La cicuta venenosa se parece a varias especies comunes en fotos. Algunas comparten ese patrón de hojas recortadas que recuerda a la zanahoria silvestre, el perejil o el cilantro. También se cita a menudo el “encaje de la reina Ana” como parecido.
El tallo y otros detalles pueden ser decisivos, como el aspecto liso y hueco y posibles manchas violáceas. Aun así, una imagen puede engañar por la luz, el ángulo o la resolución. Por eso, una foto aislada no siempre permite una identificación fiable.
El problema de fondo: por qué un chatbot puede alucinar y sonar convincente
En IA, una “alucinación” no es algo místico. Es una respuesta plausible pero falsa. El modelo completa patrones de texto y, en herramientas con imagen, intenta emparejar rasgos visuales con ejemplos vistos en entrenamiento. No razona como un botánico con la planta delante.

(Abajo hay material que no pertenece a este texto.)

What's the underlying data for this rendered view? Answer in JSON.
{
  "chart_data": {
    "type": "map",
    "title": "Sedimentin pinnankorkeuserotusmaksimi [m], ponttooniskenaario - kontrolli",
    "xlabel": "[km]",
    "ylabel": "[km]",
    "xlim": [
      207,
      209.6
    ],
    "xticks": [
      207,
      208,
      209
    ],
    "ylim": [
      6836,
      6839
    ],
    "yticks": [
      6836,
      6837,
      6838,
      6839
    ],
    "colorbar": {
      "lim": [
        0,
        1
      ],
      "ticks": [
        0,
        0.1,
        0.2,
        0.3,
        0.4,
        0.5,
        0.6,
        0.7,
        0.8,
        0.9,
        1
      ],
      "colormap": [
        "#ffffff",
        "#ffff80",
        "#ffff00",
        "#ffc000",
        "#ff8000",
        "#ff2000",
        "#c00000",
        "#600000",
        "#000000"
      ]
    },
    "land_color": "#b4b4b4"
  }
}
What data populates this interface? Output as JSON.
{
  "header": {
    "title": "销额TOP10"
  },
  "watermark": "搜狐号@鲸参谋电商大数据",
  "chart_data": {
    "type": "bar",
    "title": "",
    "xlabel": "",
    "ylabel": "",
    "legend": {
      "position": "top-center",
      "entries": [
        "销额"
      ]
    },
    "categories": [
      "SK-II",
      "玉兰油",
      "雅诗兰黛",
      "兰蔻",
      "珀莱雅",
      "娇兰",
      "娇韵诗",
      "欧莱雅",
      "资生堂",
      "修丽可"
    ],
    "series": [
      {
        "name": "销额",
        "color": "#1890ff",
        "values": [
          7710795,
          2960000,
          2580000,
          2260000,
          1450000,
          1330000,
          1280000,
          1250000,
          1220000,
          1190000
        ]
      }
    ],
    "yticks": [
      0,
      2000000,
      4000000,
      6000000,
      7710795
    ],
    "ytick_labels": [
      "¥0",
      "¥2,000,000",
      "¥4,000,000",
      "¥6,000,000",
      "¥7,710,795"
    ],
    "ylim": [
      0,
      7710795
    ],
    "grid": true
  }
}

Además, la misma pregunta puede variar según el contexto. Un chat previo, una frase distinta o una imagen recortada cambian el resultado. En el caso de Kristi, el riesgo aumentó porque el bot dio argumentos y un tono de certeza. Si alguien recibe una explicación ordenada, suele confiar más, aunque falten pruebas. En temas de seguridad, esa “seguridad inventada” es el verdadero peligro. No solo puede fallar, también puede empujar a actuar antes de confirmar.
Señales de alerta en una respuesta de IA sobre salud o seguridad
Cuando la IA responde con un tono demasiado seguro, sin citar fuentes verificables y sin advertencias claras, conviene frenar. También es mala señal que anime a manipular, probar o consumir algo sin confirmación externa. Con plantas potencialmente tóxicas, cualquier duda debe tratarse como riesgo real, aunque el texto suene tranquilizador.
¿Cómo usar ChatGPT sin ponerse en peligro al identificar plantas?
La IA puede servir como punto de partida, no como diagnóstico. Si se usa para identificar plantas, ayuda pedir que indique límites, nivel de incertidumbre y posibles confusiones, en lugar de aceptar una sola etiqueta.
Luego toca contrastar. Una guía botánica seria, un servicio local de extensión agrícola, un jardinero con experiencia o un centro de toxicología aportan criterios que un chatbot puede pasar por alto. También conviene evitar tocarse la cara tras manipular plantas desconocidas y, desde luego, no ingerir nada “por si acaso”. El aprendizaje del caso es simple: la amiga buscó una segunda opinión a tiempo. Si hay ingestión o síntomas, lo prudente es buscar ayuda médica inmediata y no esperar a que una app lo confirme.